During the last years of the Qing dynasty and into the Republican period, anti-imperialist and anti-feudal New Year's prints were designed and gained popularity. The art form was popular among revolutionaries precisely because it was "popular," or of the masses. Meanwhile, traditional New Year's prints were under attack for other reasons. With the promulgation of a set of laws entitled "Standards for Preserving and Abandoning Gods and Shrines," the Nationalist government declared "superstition" an "obstacle to progress" in 1928, and set out to condemn superstition in all its forms. Yet these laws were far from consistent in determining exactly which religious practices and objects would be acceptable: one could worship Confucius, Guandi, or the bodhisattva Guanyin, but Daoist deities, charms, and certain nature gods were declared superstitious.2 With haphazard and inconsistent reasoning, the Standards allowed for the worship of the stove god, the earth god, and certain nature gods, while worship of the city god, the dragon god, the rain god, and the god of wealth was banned.3 The larger project seems to have aimed to protect "organized religions with authoritative texts," especially organized Buddhism.4 Had the Standards had been enforced to the letter, they would have banned many of the prints in this collection—in cases of pantheons containing both Buddhist and Daoist figures, the prints would have had to be cut in half. It is a testament to the disparity between the dominant narrative and popular practice that three years after this promulgation was issued, a little shop in downtown Beiping showed no signs of dividing its gods accordingly.

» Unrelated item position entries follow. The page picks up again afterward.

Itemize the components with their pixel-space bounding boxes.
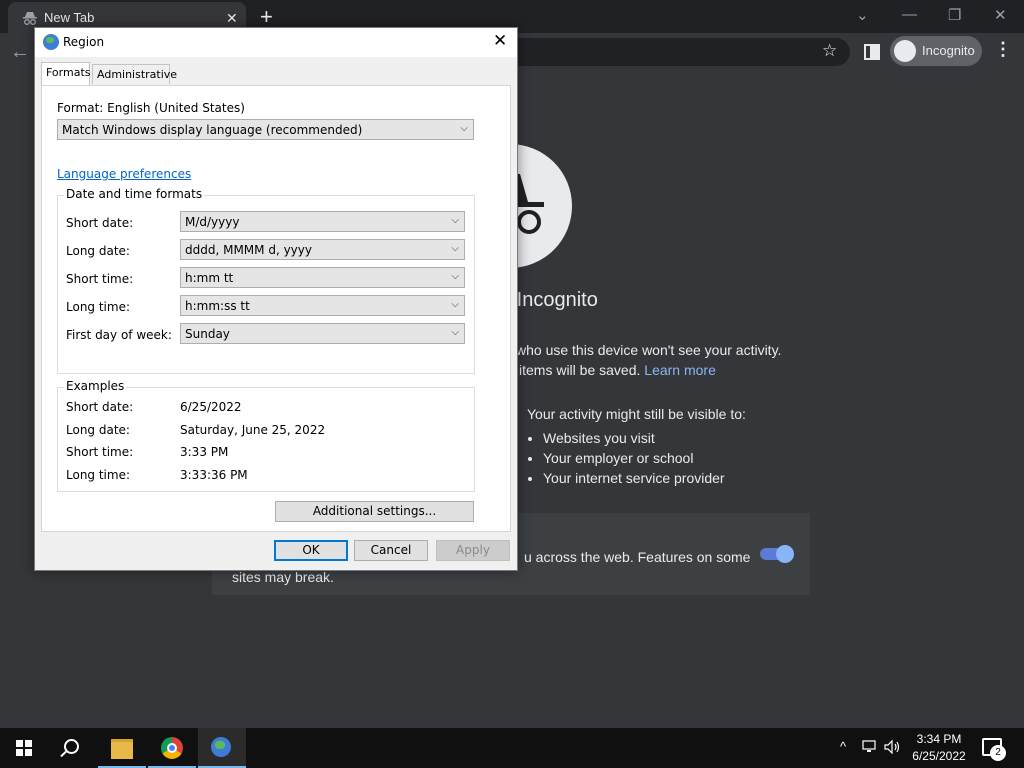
short-date-select[interactable]: M/d/yyyy ⌵	[180, 211, 465, 232]
tab-administrative[interactable]: Administrative	[92, 64, 177, 84]
short-date-label: Short date:	[66, 216, 134, 230]
taskbar-clock[interactable]: 3:34 PM 6/25/2022	[908, 731, 970, 765]
tab-search-chevron-icon[interactable]: ⌄	[856, 6, 869, 24]
group-title: Examples	[64, 379, 127, 393]
tab-title: New Tab	[44, 10, 95, 25]
chevron-down-icon: ⌵	[451, 243, 459, 254]
long-time-value: h:mm:ss tt	[185, 299, 250, 313]
ntp-line-2-text: items will be saved.	[519, 362, 641, 378]
additional-settings-button[interactable]: Additional settings...	[275, 501, 474, 522]
short-time-label: Short time:	[66, 272, 134, 286]
long-time-label: Long time:	[66, 300, 131, 314]
formats-panel: Format: English (United States) Match Wi…	[41, 85, 511, 532]
clock-date: 6/25/2022	[912, 749, 966, 763]
long-date-select[interactable]: dddd, MMMM d, yyyy ⌵	[180, 239, 465, 260]
toggle-knob	[776, 545, 794, 563]
notification-count-badge: 2	[990, 745, 1006, 761]
chevron-down-icon: ⌵	[451, 299, 459, 310]
folder-icon	[111, 739, 133, 759]
examples-group: Examples Short date: 6/25/2022 Long date…	[57, 379, 475, 492]
clock-time: 3:34 PM	[916, 732, 962, 746]
example-label: Short time:	[66, 445, 134, 459]
first-day-select[interactable]: Sunday ⌵	[180, 323, 465, 344]
region-globe-icon	[43, 34, 59, 50]
short-date-value: M/d/yyyy	[185, 215, 240, 229]
short-time-value: h:mm tt	[185, 271, 234, 285]
dialog-title: Region	[63, 35, 105, 49]
file-explorer-button[interactable]	[98, 728, 146, 768]
tab-formats[interactable]: Formats	[41, 62, 91, 86]
long-time-select[interactable]: h:mm:ss tt ⌵	[180, 295, 465, 316]
volume-icon[interactable]	[884, 740, 902, 754]
show-hidden-icons-chevron-icon[interactable]: ^	[840, 739, 846, 754]
list-item: Your employer or school	[543, 448, 725, 468]
example-value: Saturday, June 25, 2022	[180, 423, 326, 437]
example-value: 3:33 PM	[180, 445, 229, 459]
format-select-value: Match Windows display language (recommen…	[62, 123, 363, 137]
taskbar: ^ 3:34 PM 6/25/2022 2	[0, 728, 1024, 768]
chevron-down-icon: ⌵	[451, 215, 459, 226]
minimize-button[interactable]: —	[902, 6, 917, 23]
example-label: Long date:	[66, 423, 130, 437]
list-item: Websites you visit	[543, 428, 725, 448]
chevron-down-icon: ⌵	[451, 327, 459, 338]
group-title: Date and time formats	[64, 187, 205, 201]
date-time-formats-group: Date and time formats Short date: M/d/yy…	[57, 187, 475, 374]
cancel-button[interactable]: Cancel	[354, 540, 428, 561]
list-item: Your internet service provider	[543, 468, 725, 488]
long-date-value: dddd, MMMM d, yyyy	[185, 243, 312, 257]
incognito-profile-button[interactable]: Incognito	[890, 36, 982, 66]
example-label: Long time:	[66, 468, 131, 482]
example-value: 3:33:36 PM	[180, 468, 248, 482]
search-button[interactable]	[48, 728, 96, 768]
chrome-icon	[161, 737, 183, 759]
restore-button[interactable]: ❐	[948, 6, 961, 24]
ntp-line-1: who use this device won't see your activ…	[516, 342, 782, 358]
bookmark-star-icon[interactable]: ☆	[822, 41, 837, 61]
chevron-down-icon: ⌵	[460, 123, 468, 134]
window-close-button[interactable]: ✕	[994, 6, 1007, 24]
dialog-titlebar: Region ✕	[35, 28, 517, 57]
start-button[interactable]	[0, 728, 48, 768]
region-globe-icon	[211, 737, 231, 757]
visible-to-list: Websites you visit Your employer or scho…	[527, 428, 725, 488]
cookie-text-line-1: u across the web. Features on some	[524, 549, 751, 565]
long-date-label: Long date:	[66, 244, 130, 258]
dialog-close-icon[interactable]: ✕	[493, 31, 507, 51]
example-value: 6/25/2022	[180, 400, 242, 414]
chrome-menu-icon[interactable]: ⋮	[994, 39, 1012, 60]
language-preferences-link[interactable]: Language preferences	[57, 167, 191, 181]
incognito-tab-icon	[23, 12, 37, 25]
example-label: Short date:	[66, 400, 134, 414]
windows-logo-icon	[16, 740, 32, 756]
apply-button[interactable]: Apply	[436, 540, 510, 561]
learn-more-link[interactable]: Learn more	[644, 362, 716, 378]
format-label: Format: English (United States)	[57, 101, 245, 115]
format-select[interactable]: Match Windows display language (recommen…	[57, 119, 474, 140]
search-icon	[64, 739, 79, 754]
chrome-button[interactable]	[148, 728, 196, 768]
incognito-icon	[894, 40, 916, 62]
region-dialog: Region ✕ Formats Administrative Format: …	[34, 27, 518, 571]
incognito-label: Incognito	[922, 43, 975, 58]
tab-close-icon[interactable]: ✕	[226, 10, 238, 27]
block-cookies-toggle[interactable]	[760, 545, 794, 563]
first-day-value: Sunday	[185, 327, 230, 341]
back-arrow-icon[interactable]: ←	[10, 41, 30, 64]
chevron-down-icon: ⌵	[451, 271, 459, 282]
side-panel-icon[interactable]	[864, 44, 880, 60]
short-time-select[interactable]: h:mm tt ⌵	[180, 267, 465, 288]
region-settings-button[interactable]	[198, 728, 246, 768]
visible-to-heading: Your activity might still be visible to:	[527, 406, 746, 422]
first-day-label: First day of week:	[66, 328, 172, 342]
network-icon[interactable]	[862, 740, 878, 754]
ntp-line-2: items will be saved. Learn more	[519, 362, 716, 378]
ok-button[interactable]: OK	[274, 540, 348, 561]
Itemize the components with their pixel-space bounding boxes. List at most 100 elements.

1. Cited in Bo Songnian 薄松年, Zhongguo nianhua shi 中國年畫史 (Shenyang shi: Liaoning meishu chubanshe, 1986), 2. See also Po Sung-nien and David Johnson, Domesticated Deities and Auspicious Emblems: The Iconography of Everyday Life in Village China, Popular Prints and Paper Cuts from the Collection of Po Sung-nien (Berkeley: Chinese Popular Culture Project, 1992), 105.
2. From Zhonghua Minguo Fagui Huibian [Collection of the Laws of the Chinese Republic] (Shanghai: Zhonghua shuju, 1933), 807-814, cited in Prasenjit Duara, "Knowledge and Power in the Discourse of Modernity: The Campaigns Against Popular Religion in Early Twentieth-Century China" (Journal of Asian Studies 50/1 (1991.2): 67–83), 79.
3. Sakai Tado, "Gendai Chūgoku bunka to kushūkyō" (In Niida Noburo, ed. Kindai Chūgoku no Shakai to Keizai, Tōkyō: Tōko Shoin), cited in Prasenjit Duara, "Knowledge and Power in the Discourse of Modernity: The Campaigns Against Popular Religion in Early Twentieth-Century China" (Journal of Asian Studies 50/1 (1991.2): 67–83), 79.
4. Prasenjit Duara, "Knowledge and Power in the Discourse of Modernity: The Campaigns Against Popular Religion in Early Twentieth-Century China" (Journal of Asian Studies 50/1 (1991.2): 67–83), 79.